Had this gallant motor cruiser not been attacked and nearly sunk by Israeli gunboats at night, out of sight of land, in winds force 4 to 5 with a three metre sea, it would doubtless still be seeking to serve the human rights of common people of Gaza. Yet from these humanitarian actions the Jerusalem Post correspondent has deduced “…these activists oppose the peace process and the creation of two states. They reject the secular government in Palestine, and have fought against it politically. They support Hamas, which has vowed to destroy the Jewish state.”
Mr Hanania’s solution to this threat to the Jewish state is for Greece to confiscate the supplies (under which article of international law he does not state) and deliver them to Gaza by the existing routes. That some of the supplies from last year’s flotilla are reported to have been dumped in a landfill site in the Negev may have escaped him. If he knows whether the thousands of tons of building materials on the ‘Rachel Corrie’ ever reached Gaza I would be very keen to know his sources.

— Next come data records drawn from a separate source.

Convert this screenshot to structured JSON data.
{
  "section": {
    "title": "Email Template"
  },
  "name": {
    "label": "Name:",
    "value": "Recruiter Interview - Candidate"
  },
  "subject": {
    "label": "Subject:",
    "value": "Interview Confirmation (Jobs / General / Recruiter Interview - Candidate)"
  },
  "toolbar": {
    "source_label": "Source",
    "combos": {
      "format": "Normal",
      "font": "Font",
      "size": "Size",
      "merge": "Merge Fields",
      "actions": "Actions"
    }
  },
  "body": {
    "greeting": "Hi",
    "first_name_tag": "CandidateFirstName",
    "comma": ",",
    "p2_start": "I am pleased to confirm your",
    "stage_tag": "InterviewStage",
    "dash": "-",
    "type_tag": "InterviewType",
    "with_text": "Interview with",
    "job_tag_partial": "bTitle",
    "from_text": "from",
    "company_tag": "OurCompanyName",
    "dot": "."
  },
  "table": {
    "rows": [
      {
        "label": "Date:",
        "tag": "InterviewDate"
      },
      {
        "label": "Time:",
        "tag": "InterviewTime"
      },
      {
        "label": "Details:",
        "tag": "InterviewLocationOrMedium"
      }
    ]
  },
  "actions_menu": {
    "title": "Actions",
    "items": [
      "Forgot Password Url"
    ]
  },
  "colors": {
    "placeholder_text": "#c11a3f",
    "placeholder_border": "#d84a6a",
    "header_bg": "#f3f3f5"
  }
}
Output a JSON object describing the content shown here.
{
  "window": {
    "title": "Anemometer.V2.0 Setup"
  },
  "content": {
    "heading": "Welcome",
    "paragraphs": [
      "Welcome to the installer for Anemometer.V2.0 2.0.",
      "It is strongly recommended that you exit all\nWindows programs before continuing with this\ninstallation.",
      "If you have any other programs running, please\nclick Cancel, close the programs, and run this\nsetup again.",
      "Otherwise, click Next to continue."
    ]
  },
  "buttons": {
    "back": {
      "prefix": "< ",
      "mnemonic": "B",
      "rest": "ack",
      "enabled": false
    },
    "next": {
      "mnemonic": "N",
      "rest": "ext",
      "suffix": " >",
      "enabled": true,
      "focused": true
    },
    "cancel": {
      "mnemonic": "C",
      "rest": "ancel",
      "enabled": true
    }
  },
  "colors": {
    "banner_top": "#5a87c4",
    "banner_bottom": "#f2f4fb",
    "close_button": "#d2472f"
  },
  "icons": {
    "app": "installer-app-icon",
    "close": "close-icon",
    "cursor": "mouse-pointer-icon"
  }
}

Because I have no knowledge of this having happened, despite sending enquiring emails to UNSCO, the UN agency entrusted with overseeing their arrival in Gaza. Perhaps he can also explain why brigands in one of the most immoral armies in the world stole many thousands of pounds in cash that was destined for charitable causes in Gaza. The fate of the 2005 Crossings Agreement between Israel and Palestine would suggest that trusting the word of an Israeli government to deliver goods to Gaza is the height of naivety, as most Palestinian activists are probably aware.

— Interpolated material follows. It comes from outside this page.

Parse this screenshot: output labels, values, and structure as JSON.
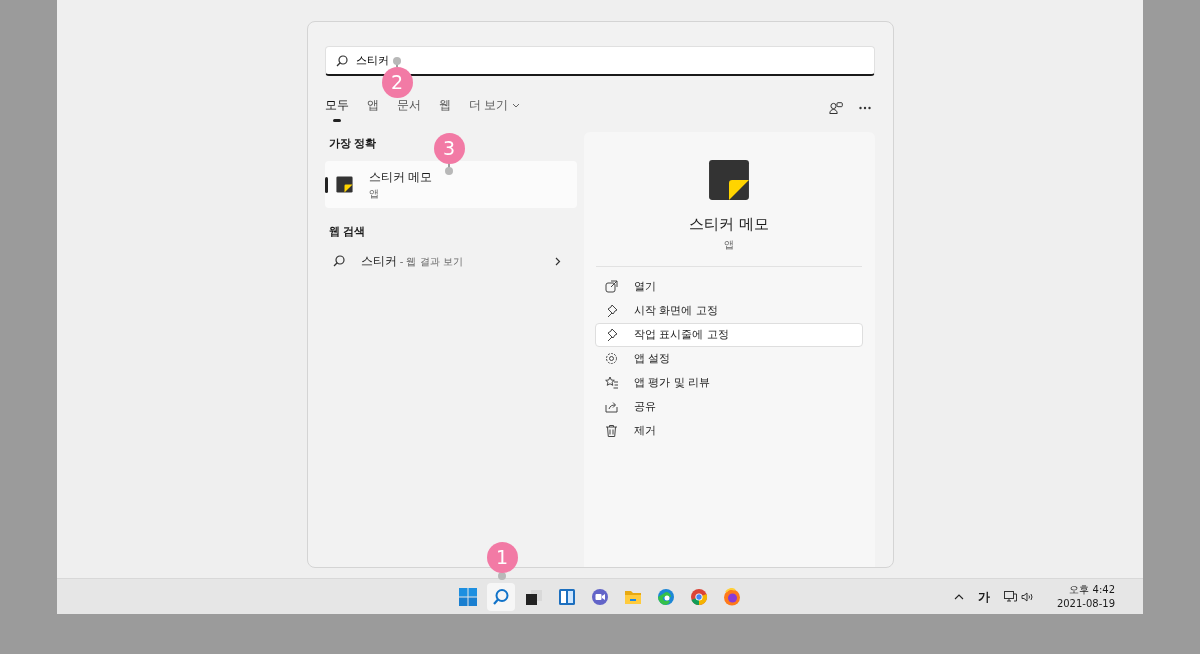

The article ends by saying “Most Palestinians and Israelis want a genuine peace. But we’re tired of the repeated failures of leaders who continue to sail on a political flotilla that can be more appropriately called the ‘Audacity of Hate’”. When writing this the author should have been aware that Benjamin Netanyahu had expressed similar sentiments just over a year previously when he had said of the ‘Rachel Corrie’, “this is not a love boat but a hate boat”. But as Cool Hand Luke said so succinctly to a fellow convict who was explaining why the vicious prison system was correct in punishing a new inmate for collapsing from heat exhaustion: “Those poor bosses need all the help they can get”.
– Richard Lightbown is a researcher and writer. He contributed this article to PalestineChronicle.com.